Его лицо начинает краснеть. Через несколько секунд оно почти такого же цвета, как и борода.
– Ко мне только что явились на работу и вторглись в мою частную жизнь. Ты случайно ничего об этом не знаешь?
– Ах да, был один такой со здоровущими зубами. – Итан с застенчивым видом складывает тряпку и засовывает ее в карман фартука. – Я бы не говорил ему, если бы он не сказал, что это важно. Наследство твоего брата и все такое.
Това цокает языком.
– Наследство. Так он тебе сказал?
– Ну да. Кто же не хочет получить наследство?
Това вздыхает. Есть ли в этом городе хоть какая-нибудь история, в которой Итан не рвется поучаствовать? Она сухо поясняет:
– Судя по всему, у моего брата остались какие-то пожитки в доме престарелых, где он умер. Ничего стоящего, я в этом убеждена, но теперь мне надо поехать туда и забрать их.
Итан, похоже, искренне раскаивается, сожаление затуманивает его большие зеленые глаза.
– Вот черт, Това. Прости.
– Это как минимум в часе езды.
– Да уж, далековато, – говорит он, ковыряя мозоль на большом пальце.
Това осматривает собственные кроссовки. Ей непривычно просить помощи, но Итан, кажется, говорил серьезно, и мысль о двух часах на автостраде заставляет ее содрогнуться. Да и он в долгу перед ней, раз уж проболтался тому адвокату. Она поджимает губы и говорит:
– Я хотела бы принять твое предложение.
– Предложение? – Итан поднимает глаза, его голос звучит слегка поживее.
– Да. Ты сказал: если мне что-нибудь понадобится. Ну вот, кое-что понадобилось.
– Что угодно, дорогуша. Чем тебе помочь?
Това нервно сглатывает.
– Отвези меня в Беллингем.
1308-й день в неволе
Морские коньки снова взялись за дело.
Люди так изумляются и восторгаются, как будто это какая-то неожиданность. Уверяю вас, это не так. Морские коньки мечут икру каждый год в одно и то же время. За годы заключения я был свидетелем четырех репродуктивных циклов.
Скоро появятся сотни мальков. Возможно, тысячи. Сначала они выглядят как облако икринок, но через несколько дней превращаются в скопление шевелящихся хвостов, которые пока не имеют никакого сходства со своими родителями. Скорее они напоминают уменьшенные вариации морских червей, бороздящих пески главного аквариума.
Удивительно, как только что родившееся существо может быть так не похоже на своего создателя.
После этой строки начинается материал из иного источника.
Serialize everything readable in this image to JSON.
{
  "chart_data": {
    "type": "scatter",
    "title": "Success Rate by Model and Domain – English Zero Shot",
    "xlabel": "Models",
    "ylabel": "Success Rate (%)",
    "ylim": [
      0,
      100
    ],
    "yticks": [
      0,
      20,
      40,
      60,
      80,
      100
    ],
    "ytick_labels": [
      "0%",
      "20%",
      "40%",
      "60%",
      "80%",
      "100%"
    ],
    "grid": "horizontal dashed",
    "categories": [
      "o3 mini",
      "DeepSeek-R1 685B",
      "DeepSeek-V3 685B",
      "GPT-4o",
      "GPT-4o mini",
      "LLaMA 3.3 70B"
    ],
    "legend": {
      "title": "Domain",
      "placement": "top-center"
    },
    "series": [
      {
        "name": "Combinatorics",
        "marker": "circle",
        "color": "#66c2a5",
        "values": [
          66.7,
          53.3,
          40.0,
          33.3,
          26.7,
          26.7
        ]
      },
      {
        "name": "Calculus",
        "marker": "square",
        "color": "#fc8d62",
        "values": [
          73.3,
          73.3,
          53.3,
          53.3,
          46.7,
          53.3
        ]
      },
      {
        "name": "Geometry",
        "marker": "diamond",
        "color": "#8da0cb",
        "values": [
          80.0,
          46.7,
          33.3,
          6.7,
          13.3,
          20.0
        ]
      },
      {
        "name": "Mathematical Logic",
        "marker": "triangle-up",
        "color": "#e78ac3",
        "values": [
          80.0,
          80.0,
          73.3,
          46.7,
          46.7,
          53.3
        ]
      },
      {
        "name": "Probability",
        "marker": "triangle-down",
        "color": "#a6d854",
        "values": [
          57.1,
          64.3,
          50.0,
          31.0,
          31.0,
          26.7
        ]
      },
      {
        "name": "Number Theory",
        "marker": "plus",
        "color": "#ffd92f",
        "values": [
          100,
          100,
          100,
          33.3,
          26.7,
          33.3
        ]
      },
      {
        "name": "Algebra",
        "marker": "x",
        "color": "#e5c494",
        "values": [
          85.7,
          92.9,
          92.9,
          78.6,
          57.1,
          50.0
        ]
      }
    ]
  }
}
Разумеется, к людям это не относится. Я наблюдал за людьми на всех этапах жизни, и они всегда явственно человекообразны. Несмотря на то что человеческий младенец беспомощен и родитель вынужден носить его на руках, его не спутать ни с чем другим. Люди вырастают из маленьких в больших, а иногда снова становятся меньше, приближаясь к концу жизни, но у них всегда четыре конечности, двадцать пальцев, два глаза в передней части головы.
Их зависимость от родителей длится необычайно долго. Конечно, это логично, что маленьким детям требуется помощь с самыми элементарными процессами: едой, питьем, мочеиспусканием, дефекацией. Невысокий рост и неуклюжесть конечностей затрудняют выполнение этих действий. Но по мере того, как дети обретают физическую независимость, их мучения, как ни странно, продолжаются. Они зовут мать или отца при малейшей необходимости: развязавшийся шнурок, запечатанная упаковка сока, мелкий конфликт с другим ребенком.
Маленькие люди ни за что бы не выжили в море.
Я не знаю, как размножается гигантский осьминог. Как могли бы выглядеть мои мальки? Меняем ли мы свой облик, как морские коньки, или у нас все банально, как у людей? Полагаю, этого я никогда не узнаю.
Завтра здесь будут толпы. Может, Терри даже не станет закрывать главные двери допоздна, чтобы впустить еще больше посетителей, желающих увидеть брачный период морских коньков. Эти нарушители обычного распорядка будут пробегать мимо моего аквариума – большинству из них ничего, кроме коньков, не интересно.